Sophia de Castro, 16

Eu acho que o jovem, hoje em dia, é muito influenciado pelos pais e pela família e acaba não vendo outras opções. Ele acaba votando só no partido que os pais votam, acaba só pensando do jeito que os pais pensam e acaba não pesquisando [sobre candidaturas]

Davi Silva, 16

Davi Silva, 16

Riscos

Para Fleischer, da UnB, há fatores que influem nessa descrença dos mais jovens em relação à política. "Eles veem isso [denúncias e crises] na TV e na internet o tempo todo. Só de Lava Jato, já são dois anos [de investigação]. É preciso investigar mais esse fenômeno, mas acho que pode haver uma relação direta entre os escândalos e essa descrença toda", diz o cientista político.

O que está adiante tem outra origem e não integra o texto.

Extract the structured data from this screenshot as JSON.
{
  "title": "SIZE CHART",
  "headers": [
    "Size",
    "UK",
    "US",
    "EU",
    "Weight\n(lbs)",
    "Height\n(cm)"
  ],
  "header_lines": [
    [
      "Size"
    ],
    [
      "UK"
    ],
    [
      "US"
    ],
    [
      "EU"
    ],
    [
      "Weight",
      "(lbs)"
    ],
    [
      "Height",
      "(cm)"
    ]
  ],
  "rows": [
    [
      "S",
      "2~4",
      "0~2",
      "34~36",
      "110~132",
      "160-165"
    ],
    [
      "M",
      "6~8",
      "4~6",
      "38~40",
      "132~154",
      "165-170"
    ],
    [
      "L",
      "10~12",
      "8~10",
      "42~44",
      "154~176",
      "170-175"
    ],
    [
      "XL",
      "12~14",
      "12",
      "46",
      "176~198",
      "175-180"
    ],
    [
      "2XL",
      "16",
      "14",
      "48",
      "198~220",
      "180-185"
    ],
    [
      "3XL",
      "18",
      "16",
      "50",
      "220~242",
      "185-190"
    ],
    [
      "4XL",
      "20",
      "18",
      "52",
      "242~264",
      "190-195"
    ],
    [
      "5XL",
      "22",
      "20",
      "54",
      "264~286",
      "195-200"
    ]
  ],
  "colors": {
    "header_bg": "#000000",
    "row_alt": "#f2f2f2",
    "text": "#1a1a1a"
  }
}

Cláudio Couto, da FGV, também acredita que a corrupção afetam o interesse do jovem na vida política. "Escândalos, em geral, têm esse efeito ao desacreditarem a política partidária", afirma o professor, que complementa dizendo que as consequências desse desinteresse para uma democracia jovem, como a brasileira, podem ser perigosas. "É sempre um risco quando você vê os jovens de um país descrentes da política. Por mais que eles se revoltem contra a classe política, ainda não existe outra forma de interferir diretamente na vida política de um país que não seja pelo voto ou pela vida partidária", explica. 

Se o cenário político é ruim, a presidente da Ubes, Camila Lanes, pede que os adolescentes lutem para mudá-la. “Há uma necessidade de colocar o jovem na política. É importante eleger alguém que nos represente, votar em jovens. Apesar da conjuntura, é importante que a juventude não desista, que participe da política.”